Two Quintets, with Haydn in Between: The Aizuri Quartet and Pianist Ignat Solzhenitsyn

The Philadelphia Chamber Music Society brought its season to a close with the Aizuri Quartet making its debut in the series with a pair of Russian piano quintets, one well-known and one obscure.

The Philadelphia Chamber Music Society brought its season to a close with the Aizuri Quartet making its debut in the series with a pair of Russian piano quintets, one well-known and one obscure. Ignat Solzhenitsyn, a familiar face in these concerts, joined them for these performances, with a mid-period Haydn quartet in between.

The novelty of the program was Anatoly Drozdov’s 1920 Quintet. Drozdov (1883-1950), a pianist whose compositions heavily feature his instrument, was a close contemporary of Nikolai Miaskovsky, who’s not exactly a household name either although his Tenth Symphony was performed in this year’s Philadelphia Orchestra concerts. Both men, along with the elder statesman Alexander Glazunov, helped keep the flame of Russian music alive in the difficult days after the 1917 Revolution when its chief luminaries—Rachmaninoff, Stravinsky, and Prokofiev—either emigrated or remained abroad (Prokofiev returned to stay after 1933, lured by homesickness rather than Bolshevism).

Like his mentor Alexander Scriabin, Drozdov experimented with a musical chromaticism that pushed the bounds of tonality without ever quite abandoning them. His Piano Quintet, a twenty-five minute work in one movement, is among his more substantial compositions. By turns brooding, dreamy, and agitated, it is unlikely to achieve repertory status, but it is a serious work and proved well worth hearing. The Aizuri players, who have been in residence at the Curtis institute, seemed at times a little out of their league with the formidable Solzhenitsyn, but cellist Karen Ouzounian stood out as a strong performer.

Haydn’s Quartet, Op. 33, No. 1, is in a key, B Minor, not only unusual for him but, as Misha Amory pointed out in his program notes, for the quartet literature in general—I can think offhand of only one other prominent example, Prokofiev’s First Quartet, needless to say a very different work. The Haydn is a mercurial piece, with a touch of the Sturm und Drang volatility characteristic of his mid-period symphonies although with little of their gravity: a salutary and thoroughly entertaining reminder of how emotionally complex and unpredictable Haydn can be, and how much of restless invention the classical style can accommodate. The Aizuri fared better here, with dexterous exchanges if not a fully robust tone.

Classicism made a strong comeback in the twentieth century through Igor Stravinsky who, after pushing post-Romantic primitivism to its limits in the Rite of Spring, found in it a dramatic break with Wagnerian afflatus. Shostakovich, as we know now, revered Stravinsky, but his own Romanticism would seem very far from classical models. There was a brief but significant period, however, in which classicism did find its way into his music, in the immediate pre-war years of 1938-40 that saw the composition of his First Quartet, his Sixth Symphony, and, most popularly, the Piano Quintet in G Minor, which was awarded the then-staggering sum of 100,000 rubles together with the Stalin Prize by Soviet authorities and remains perhaps the most popular composition of the twentieth century for its ensemble.
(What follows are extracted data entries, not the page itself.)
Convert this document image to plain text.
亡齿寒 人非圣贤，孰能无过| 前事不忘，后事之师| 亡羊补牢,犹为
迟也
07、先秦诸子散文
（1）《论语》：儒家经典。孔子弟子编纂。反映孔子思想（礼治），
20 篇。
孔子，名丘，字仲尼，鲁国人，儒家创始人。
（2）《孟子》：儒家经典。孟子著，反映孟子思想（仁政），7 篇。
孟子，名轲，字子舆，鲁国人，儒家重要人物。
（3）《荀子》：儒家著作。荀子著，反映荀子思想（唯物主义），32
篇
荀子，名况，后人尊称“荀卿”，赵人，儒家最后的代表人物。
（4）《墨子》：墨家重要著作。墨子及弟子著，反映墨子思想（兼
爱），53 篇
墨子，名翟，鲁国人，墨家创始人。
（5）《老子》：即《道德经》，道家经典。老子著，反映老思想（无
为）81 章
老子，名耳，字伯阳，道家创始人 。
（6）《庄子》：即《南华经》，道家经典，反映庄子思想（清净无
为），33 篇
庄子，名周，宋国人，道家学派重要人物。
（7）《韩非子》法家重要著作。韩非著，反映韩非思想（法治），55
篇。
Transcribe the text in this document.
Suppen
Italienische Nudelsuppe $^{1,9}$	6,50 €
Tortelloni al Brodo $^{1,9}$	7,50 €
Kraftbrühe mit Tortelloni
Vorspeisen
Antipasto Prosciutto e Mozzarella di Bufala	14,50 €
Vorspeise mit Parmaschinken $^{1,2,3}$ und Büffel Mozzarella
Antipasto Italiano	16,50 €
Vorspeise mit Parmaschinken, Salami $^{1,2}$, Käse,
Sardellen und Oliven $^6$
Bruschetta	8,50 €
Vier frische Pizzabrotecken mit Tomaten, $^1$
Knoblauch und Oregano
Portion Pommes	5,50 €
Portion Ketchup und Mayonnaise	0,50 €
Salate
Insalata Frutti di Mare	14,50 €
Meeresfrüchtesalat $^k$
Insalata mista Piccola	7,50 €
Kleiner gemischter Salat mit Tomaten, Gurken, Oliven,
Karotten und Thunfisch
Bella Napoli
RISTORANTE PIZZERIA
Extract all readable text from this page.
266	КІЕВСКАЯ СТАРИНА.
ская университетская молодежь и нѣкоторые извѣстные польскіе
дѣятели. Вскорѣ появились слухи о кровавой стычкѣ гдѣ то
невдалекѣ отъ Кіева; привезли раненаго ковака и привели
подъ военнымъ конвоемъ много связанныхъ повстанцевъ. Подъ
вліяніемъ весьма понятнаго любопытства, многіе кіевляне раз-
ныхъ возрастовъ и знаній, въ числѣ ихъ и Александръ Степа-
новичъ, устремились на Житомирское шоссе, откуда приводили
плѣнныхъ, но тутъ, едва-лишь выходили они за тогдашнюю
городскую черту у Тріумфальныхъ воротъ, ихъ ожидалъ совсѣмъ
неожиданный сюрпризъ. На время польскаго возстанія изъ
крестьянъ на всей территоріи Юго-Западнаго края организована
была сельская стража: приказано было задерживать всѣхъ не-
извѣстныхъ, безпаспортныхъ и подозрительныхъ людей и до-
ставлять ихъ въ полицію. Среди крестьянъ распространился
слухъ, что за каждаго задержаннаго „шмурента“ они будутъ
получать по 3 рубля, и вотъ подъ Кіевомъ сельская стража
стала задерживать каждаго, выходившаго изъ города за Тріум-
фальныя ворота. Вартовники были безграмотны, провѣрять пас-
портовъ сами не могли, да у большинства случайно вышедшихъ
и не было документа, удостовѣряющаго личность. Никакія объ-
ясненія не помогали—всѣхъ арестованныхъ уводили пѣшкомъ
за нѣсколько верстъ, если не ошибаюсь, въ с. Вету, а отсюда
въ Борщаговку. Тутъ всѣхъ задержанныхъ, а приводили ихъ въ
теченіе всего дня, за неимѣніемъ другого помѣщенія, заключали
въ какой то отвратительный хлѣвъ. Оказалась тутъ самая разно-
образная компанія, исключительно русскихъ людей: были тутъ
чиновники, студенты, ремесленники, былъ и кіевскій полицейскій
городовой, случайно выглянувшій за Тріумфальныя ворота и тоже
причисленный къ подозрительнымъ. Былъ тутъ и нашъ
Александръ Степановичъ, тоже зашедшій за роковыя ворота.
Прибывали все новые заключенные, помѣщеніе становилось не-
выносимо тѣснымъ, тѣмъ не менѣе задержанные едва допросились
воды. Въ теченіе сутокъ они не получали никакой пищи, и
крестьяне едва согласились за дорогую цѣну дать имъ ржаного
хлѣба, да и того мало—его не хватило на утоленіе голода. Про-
The work begins with declamatory passages for the piano alone, played with characteristic authority by Mr. Solzhenitsyn and leading to a slowly-unfolding fugue in the strings. The clarity and occasional astringency of the writing steers the music clear of any portentousness, and the interweaving of the piano with the body of the strings shows a masterful thinking-out of the sonic possibilities and relationships of the quintet form in modern terms. The restrained yet impassioned climax of the slow movement sounds the darkest emotional note of the work, and it returns in the Presto finale as a reminder of the music’s deeper business, but, deftly switching gears—a trick at which Shostakovich was as adept as Haydn—it comes to a close on a rare note of serenity, and even with a wink. There were fine touches in the performance, including a lovely hand-off between Miho Saegusa’s first violin and Ayane Kozasa’s viola.

The PCMS series has won a devoted audience, and deservedly so. This final house, a full one, went away with evident satisfaction. Now the dry season begins in Philadelphia, at least for classical music. There must be a reason for it, but, for now . . . the rest will pretty much be silence.